Time flies. Without realizing it, I have become a candle flame flickering in the wind. I see Death beckoning me towards him.

As I advance, ready to shake hands with Death, I look back on my life and feel that I am as insignificant as a grain of sand.

After graduating from university in 1960, I did not accomplish anything earth-shattering. I seem to have done only one thing: take my pen to write essays.

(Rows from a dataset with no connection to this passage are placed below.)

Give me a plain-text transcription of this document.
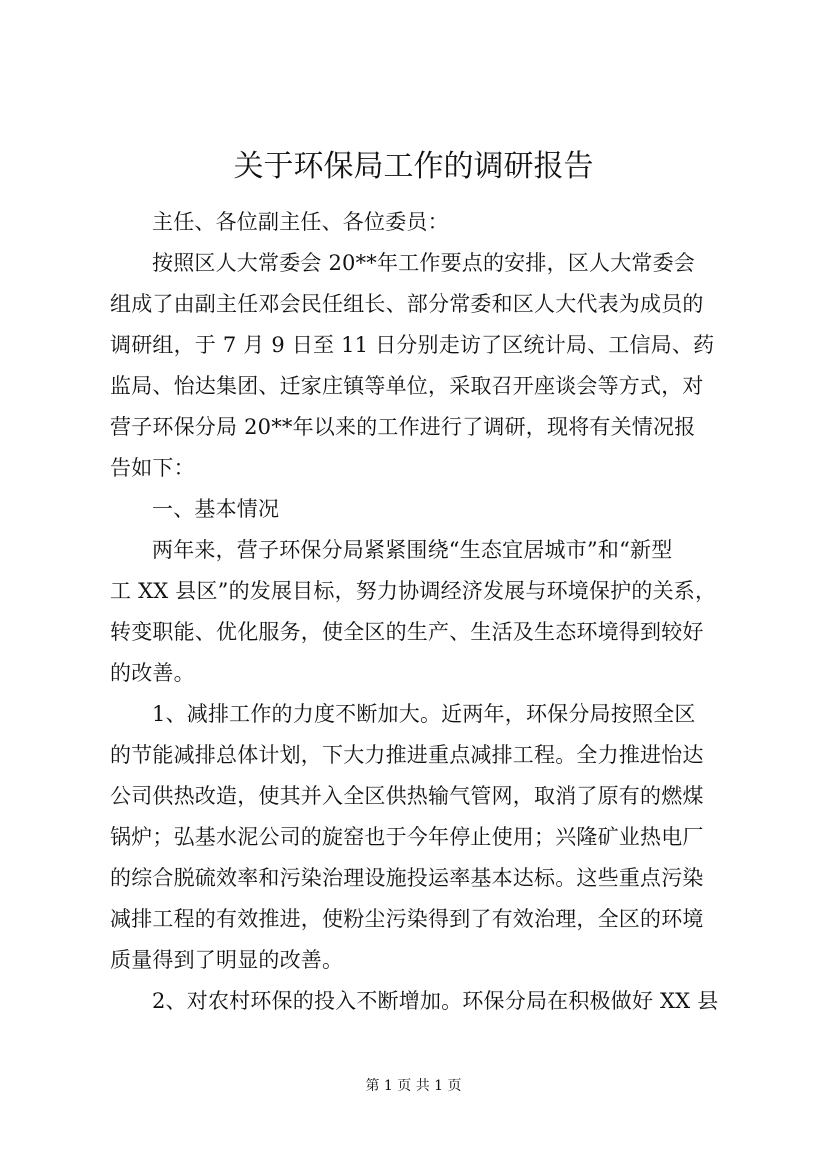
关于环保局工作的调研报告
主任、各位副主任、各位委员：
按照区人大常委会 20**年工作要点的安排，区人大常委会
组成了由副主任邓会民任组长、部分常委和区人大代表为成员的
调研组，于 7 月 9 日至 11 日分别走访了区统计局、工信局、药
监局、怡达集团、迁家庄镇等单位，采取召开座谈会等方式，对
营子环保分局 20**年以来的工作进行了调研，现将有关情况报
告如下：
一、基本情况
两年来，营子环保分局紧紧围绕“生态宜居城市”和“新型
工 XX 县区”的发展目标，努力协调经济发展与环境保护的关系，
转变职能、优化服务，使全区的生产、生活及生态环境得到较好
的改善。
1、减排工作的力度不断加大。近两年，环保分局按照全区
的节能减排总体计划，下大力推进重点减排工程。全力推进怡达
公司供热改造，使其并入全区供热输气管网，取消了原有的燃煤
锅炉；弘基水泥公司的旋窑也于今年停止使用；兴隆矿业热电厂
的综合脱硫效率和污染治理设施投运率基本达标。这些重点污染
减排工程的有效推进，使粉尘污染得到了有效治理，全区的环境
质量得到了明显的改善。
2、对农村环保的投入不断增加。环保分局在积极做好 XX 县
第 1 页 共 1 页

In my childhood I worked with a sickle; that was to cut grass to feed animals, not to reap wheat or soybeans. Before the Cultural Revolution, I worked with a hammer every Thursday afternoon to pound iron plates in a machine repair workshop whilst my Master rested. I wrote essays 365 days a year. I will never forget the words of my Tutor; “practice every day, write every day”. I used to write with ink on paper, now I write characters on my laptop. I write before the birds start to sing in the morning and I continue till late at night. In the winter of 1960, I joined the political movement Fan Wu Feng and went to live in the house of a farmer, member of a commune. I did not have a desk, and private writing was forbidden. I hid in a cemetery and continued to read, with my back to the wind in the winter and in hot sunshine during the summer. I read as much as possible so that I might write again some day. My writing received important awards; yet, it got me also into serious trouble. Some 20 years ago, my situation was extremely vulnerable. I felt, even as I wrote, that no one would ever publish my work. At one stage, I thought I might have to set up a small kiosk in order to survive financially whilst I continued to read and to write my magnum opus

My motivation for working hard at writing has long been encouraged and influenced by my environment. Spending decades of my career in the world of theory and academia, I am convinced that writing matters above all else. A military officer’s prestige and commands can be such that they may be immediately understood and carried out, but they seem to me less effective and impressive in the long run than the power of a well-written word.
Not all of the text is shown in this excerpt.